Anatole Katok and Vaughn Climenhaga
Publisher: 
American Mathematical Society/Mathematics Advanced Study Semesters
Publication Date: 
2008
Number of Pages: 
286
Format: 
Paperback
Series: 
Student Mathematical Library 46
Price: 
49.00
ISBN: 
9780821846797
Category: 
Monograph
[Reviewed by
William J. Satzer
, on
12/29/2008
]

Lectures on Surfaces: (Almost) Everything You Wanted to Know about Them does a masterful job of introducing the study of surfaces to advanced undergraduates. Although there are many attractive volumes in the AMS Student Mathematical Library series, this is the first one I’ve seen that would really have captured my interest as an undergraduate.

One of the reasons why this text works so well (I think) is that the authors are not experts in the area. They take extra care to elaborate or explain things that an expert would not, and then anticipate those places where a newcomer might get stuck. Nonetheless, their scope is ambitious and ranges all the way from triangulation and classification of surfaces to Riemann surfaces, Riemannian geometry on surfaces, and the Gauss-Bonnet theorem. The Euler characteristic in its many guises is ubiquitous.

The book is divided into five chapters consisting of thirty-six lectures. Since this work developed from the MASS (Mathematics Advanced Study Semesters) program at Penn State, the lecture subdivision is a natural consequence of how material was divided for presentation in the classroom. The authors assume that students’ background includes the usual calculus sequence, basic linear algebra, rudimentary differential equations, and a bit of real analysis. As important as the prerequisites is an appetite for learning new mathematics at a pretty brisk pace.

The authors begin with basic examples of surfaces and describe various ways of representing surfaces: by an equation, by planar model and quotient space, by local coordinates, or parametrically. The second chapter focuses on the combinatorial structure and topological characterization of surfaces. This includes classification of compact surfaces, with a proof for the orientable case. The authors introduce triangulations and the Euler characteristic of a triangulation; then they go on to define homology groups and Betti numbers and so provide a second interpretation of the Euler characteristic. The third and fourth chapters take up differentiable structures and vector fields on surfaces, Riemann surfaces, and then Riemann metrics. This brings us to geodesics, curvature, the hyperbolic plane, and the Gauss-Bonnet theorem. The final chapter comes back to topology and smooth structures for a discussion of degree and index of vector fields.
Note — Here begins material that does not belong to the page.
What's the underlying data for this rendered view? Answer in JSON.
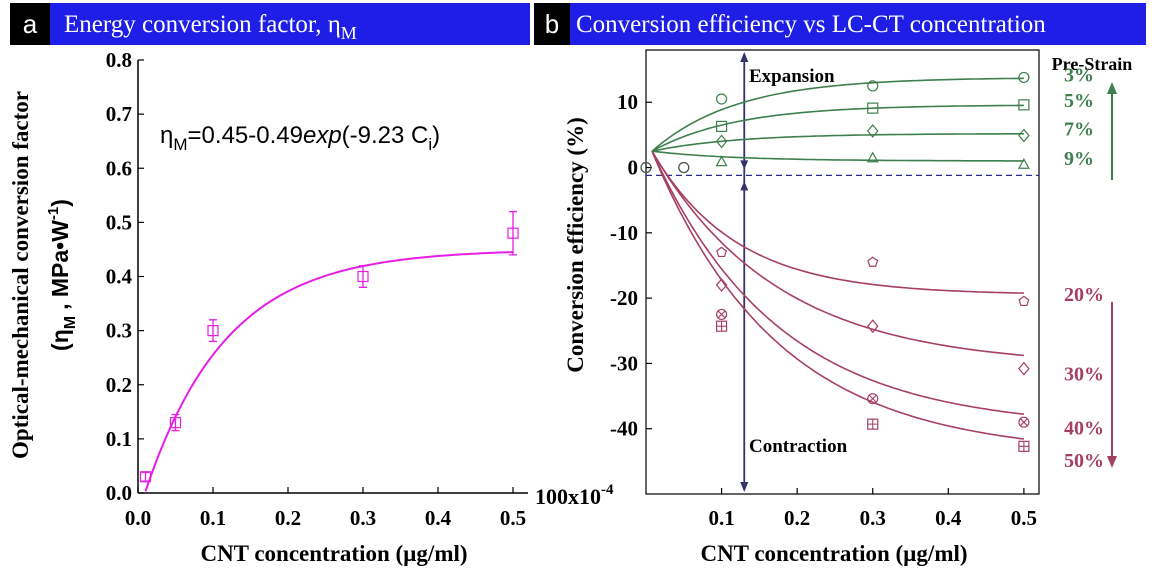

It is amazing how much mathematics is naturally associated with the study of surfaces, and how the pieces fit together so remarkably. The authors succeed in pulling in many topics while keeping their story coherent and compelling. This book would work well as the text for a capstone course or independent reading. However, there are relatively few exercises, so an instructor would probably need to develop supplementary problem sets for classroom use.


Bill Satzer (wjsatzer@mmm.com) is a senior intellectual property scientist at 3M Company, having previously been a lab manager at 3M for composites and electromagnetic materials. His training is in dynamical systems and particularly celestial mechanics; his current interests are broadly in applied mathematics and the teaching of mathematics.